With regard to fraud, in doing deposition interpreting we have on more than one occasion seen a translated document presented to a deponent that had a certification letter with the name of a translator who had nothing to do with the translation. We know this because we were able to verify the fraud during the deposition by immediately emailing the purported translator while we were conducting the deposition and verifying that he had nothing to do with the translation. That translation was sold by a major US translation broker known for selling translations to law firms. The translator indicated ("They're doing it again") that the agency involved was a repeated offender, having used his name without permission in the past.

The name of the translator who created a translation you have purchased is often not known or knowable even to the translation broker who sold you the translation.

Even if the translation broker does not fear the client learning the name of the translator, if they are following the common business model that can include subcontracting to yet another broker, the broker might themselves be unable to learn the name of the translator. And if the sub-broker is in China, something very common these days, there are potential problems that extend beyond quality and accountability.
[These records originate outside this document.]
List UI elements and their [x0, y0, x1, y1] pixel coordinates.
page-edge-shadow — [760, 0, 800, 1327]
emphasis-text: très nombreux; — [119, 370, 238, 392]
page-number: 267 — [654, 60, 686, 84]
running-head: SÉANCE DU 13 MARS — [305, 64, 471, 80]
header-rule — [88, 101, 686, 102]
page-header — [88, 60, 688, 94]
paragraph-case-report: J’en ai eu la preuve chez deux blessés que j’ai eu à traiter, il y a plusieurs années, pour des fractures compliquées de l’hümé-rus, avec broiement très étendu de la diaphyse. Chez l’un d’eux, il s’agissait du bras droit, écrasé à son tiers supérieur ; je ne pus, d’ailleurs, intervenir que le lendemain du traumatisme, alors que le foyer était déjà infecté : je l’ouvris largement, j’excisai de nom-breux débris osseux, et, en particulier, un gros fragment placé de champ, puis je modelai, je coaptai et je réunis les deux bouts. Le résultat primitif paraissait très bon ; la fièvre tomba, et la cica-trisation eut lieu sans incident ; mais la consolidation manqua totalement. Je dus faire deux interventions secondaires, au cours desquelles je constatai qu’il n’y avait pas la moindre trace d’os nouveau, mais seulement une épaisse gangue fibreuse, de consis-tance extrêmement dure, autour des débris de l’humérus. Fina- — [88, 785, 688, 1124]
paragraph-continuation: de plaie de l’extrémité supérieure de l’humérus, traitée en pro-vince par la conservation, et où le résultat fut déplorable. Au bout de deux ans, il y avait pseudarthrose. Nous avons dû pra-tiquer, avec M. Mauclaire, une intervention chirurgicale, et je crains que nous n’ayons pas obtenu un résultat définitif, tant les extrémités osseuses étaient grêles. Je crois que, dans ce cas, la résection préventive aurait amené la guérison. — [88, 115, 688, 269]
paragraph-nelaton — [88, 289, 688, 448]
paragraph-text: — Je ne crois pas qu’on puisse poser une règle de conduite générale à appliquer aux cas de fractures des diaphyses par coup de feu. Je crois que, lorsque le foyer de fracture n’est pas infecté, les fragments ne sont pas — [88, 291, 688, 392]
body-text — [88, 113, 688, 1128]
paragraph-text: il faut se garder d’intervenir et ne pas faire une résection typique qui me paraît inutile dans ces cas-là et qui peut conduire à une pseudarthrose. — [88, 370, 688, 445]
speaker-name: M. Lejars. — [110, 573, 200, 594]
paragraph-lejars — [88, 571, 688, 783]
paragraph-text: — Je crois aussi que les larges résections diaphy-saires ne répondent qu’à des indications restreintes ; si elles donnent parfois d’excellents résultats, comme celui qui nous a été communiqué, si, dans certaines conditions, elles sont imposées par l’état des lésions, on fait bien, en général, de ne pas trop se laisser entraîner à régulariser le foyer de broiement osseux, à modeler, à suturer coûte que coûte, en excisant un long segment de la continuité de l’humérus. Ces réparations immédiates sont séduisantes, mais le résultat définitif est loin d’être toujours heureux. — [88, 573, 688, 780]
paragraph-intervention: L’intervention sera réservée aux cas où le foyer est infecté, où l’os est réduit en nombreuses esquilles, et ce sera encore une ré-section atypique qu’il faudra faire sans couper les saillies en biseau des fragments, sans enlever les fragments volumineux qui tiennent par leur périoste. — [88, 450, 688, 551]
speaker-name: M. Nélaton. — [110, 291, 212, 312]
Official quality certifications of translation brokers are by their very nature not an assurance of quality.

There are several types of QA certifications, such as offered by ISO, that translation brokers sometimes boast of. As far as we can tell, none of these go beyond recognizing that the translation broker has reported to the certifying body what their administrative procedures are for translations they sell and reported that they follow their procedure. They have checked the correct boxes on the application form. The qualifications do not specify substantive metrics for translation quality, and these qualifications give assurances of nothing more than that the broker knew how to fill out the application forms correctly.

Last Fact: The above apply to most major translation sellers (particularly those in the US) and do not at all apply to Kirameki Translations, Inc. here in Japan.